Chronic deficiency of such elements that are necessary for the body, or of building elements, such as calcium and phosphate needed for the growth of teeth and bones, or of vitamins such as vitamin A or D, leads to physical changes with dire consequences.

These changes can occur in the eyes, skin, bones, muscles, nerves, and other cells, tissues, and various organs of the body.

The most alarming issue is that these changes may remain with the children if they are not prevented early, affecting their general health at later times in life, mainly during adulthood and old age.

Currently, due to the ongoing war, most Sudanese people are suffering from the hidden hunger, which portends the largest famine afflicting this region if the matter is ignored by the international community in this forgotten war.

If full peace is not achieved in Sudan, famine, unprecedented in recent history, is expected to occur early next summer.

Such unprecedented famine levels will occur when the lives of people in Sudan are disrupted by the lack of peace, security, work, and wages.

We clearly see the preparation for the spread, through war, of famine in a country that is rich in wealth and human and natural resources.
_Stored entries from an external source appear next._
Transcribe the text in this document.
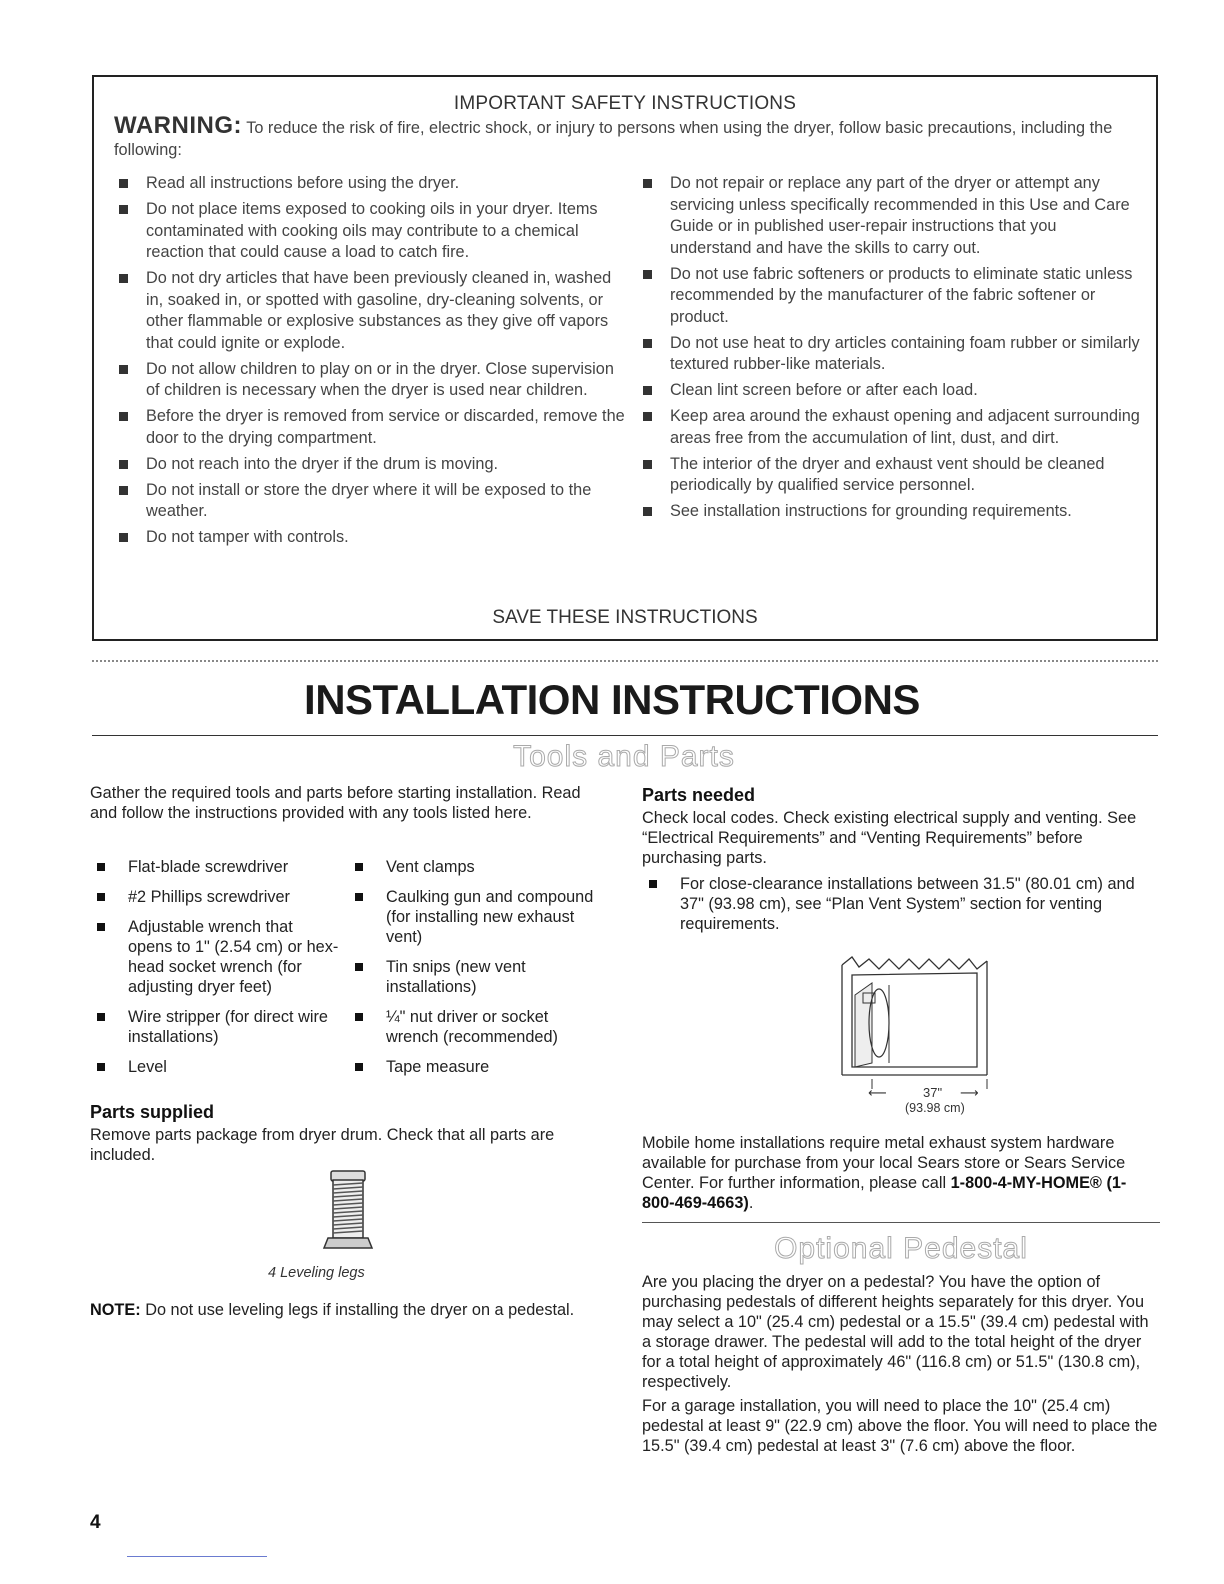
IMPORTANT SAFETY INSTRUCTIONS
WARNING: To reduce the risk of fire, electric shock, or injury to persons when using the dryer, follow basic precautions, including the following:
Read all instructions before using the dryer.
Do not place items exposed to cooking oils in your dryer. Items contaminated with cooking oils may contribute to a chemical reaction that could cause a load to catch fire.
Do not dry articles that have been previously cleaned in, washed in, soaked in, or spotted with gasoline, dry-cleaning solvents, or other flammable or explosive substances as they give off vapors that could ignite or explode.
Do not allow children to play on or in the dryer. Close supervision of children is necessary when the dryer is used near children.
Before the dryer is removed from service or discarded, remove the door to the drying compartment.
Do not reach into the dryer if the drum is moving.
Do not install or store the dryer where it will be exposed to the weather.
Do not tamper with controls.
Do not repair or replace any part of the dryer or attempt any servicing unless specifically recommended in this Use and Care Guide or in published user-repair instructions that you understand and have the skills to carry out.
Do not use fabric softeners or products to eliminate static unless recommended by the manufacturer of the fabric softener or product.
Do not use heat to dry articles containing foam rubber or similarly textured rubber-like materials.
Clean lint screen before or after each load.
Keep area around the exhaust opening and adjacent surrounding areas free from the accumulation of lint, dust, and dirt.
The interior of the dryer and exhaust vent should be cleaned periodically by qualified service personnel.
See installation instructions for grounding requirements.
SAVE THESE INSTRUCTIONS
INSTALLATION INSTRUCTIONS
Tools and Parts
Gather the required tools and parts before starting installation. Read and follow the instructions provided with any tools listed here.
Flat-blade screwdriver
#2 Phillips screwdriver
Adjustable wrench that opens to 1" (2.54 cm) or hex-head socket wrench (for adjusting dryer feet)
Wire stripper (for direct wire installations)
Level
Vent clamps
Caulking gun and compound (for installing new exhaust vent)
Tin snips (new vent installations)
¼" nut driver or socket wrench (recommended)
Tape measure
Parts supplied
Remove parts package from dryer drum. Check that all parts are included.
4 Leveling legs
NOTE: Do not use leveling legs if installing the dryer on a pedestal.
Parts needed
Check local codes. Check existing electrical supply and venting. See “Electrical Requirements” and “Venting Requirements” before purchasing parts.
For close-clearance installations between 31.5" (80.01 cm) and 37" (93.98 cm), see “Plan Vent System” section for venting requirements.
⟵	37" ⟶
(93.98 cm)
Mobile home installations require metal exhaust system hardware available for purchase from your local Sears store or Sears Service Center. For further information, please call 1-800-4-MY-HOME® (1-800-469-4663).
Optional Pedestal
Are you placing the dryer on a pedestal? You have the option of purchasing pedestals of different heights separately for this dryer. You may select a 10" (25.4 cm) pedestal or a 15.5" (39.4 cm) pedestal with a storage drawer. The pedestal will add to the total height of the dryer for a total height of approximately 46" (116.8 cm) or 51.5" (130.8 cm), respectively.
For a garage installation, you will need to place the 10" (25.4 cm) pedestal at least 9" (22.9 cm) above the floor. You will need to place the 15.5" (39.4 cm) pedestal at least 3" (7.6 cm) above the floor.
4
Sudan, when blessed with permanent peace, does not normally need humanitarian aid. Sudan critically needs permanent peace.

Even if peace prevails throughout Sudan, we must recall the studies of the British scientist and epidemiologist, the late Professor David James Parker (1938-2013).

Parker’s famous theories explain the relationship between malnutrition and hunger in childhood and youth that leads to the emergence and exacerbation of chronic diseases later.

The theories argue that the first causes for diseases related to nutritional deficiency are laid in the early childhood years.

Sometimes, they appear during the period of the first fetus, due to the lack of energy-rich substances, proteins, and micronutrients necessary for cell life to grow and develop.

Deprived of meat, milk, sufficient daily calories and the diversity of healthy food that contains the chemical elements necessary for life, such as minerals and vitamins, the human body is affected in the long term and is afflicted with chronic diseases that impact people’s performance and the country’s economy.

The high costs of medical treatment for the individual, the family, and the state are another negative consequence.

The initial results of such a situation, expected between youth and old age, include weight loss, wasting, stunting, osteoporosis, mental retardation, and others in children.

In addition, chronic diseases are exacerbated by depriving people, (especially those in the developmental stages – children, youth), of food due to war and the spread of intentional hunger.

Thus, the human energy that drives the development of countries, the advancement of continents, and the prosperity of peoples (both the current generations and future generations) is wasted.

This applies to the current situation in Sudan afflicted by starvation, displacement, oppression, and killing under the eyes of the international community.

This is now the case of the Sudanese citizens who, through a peaceful and spontaneous revolution, have sought a better life and optimal governance by building a democratic system and establishing good civil governance.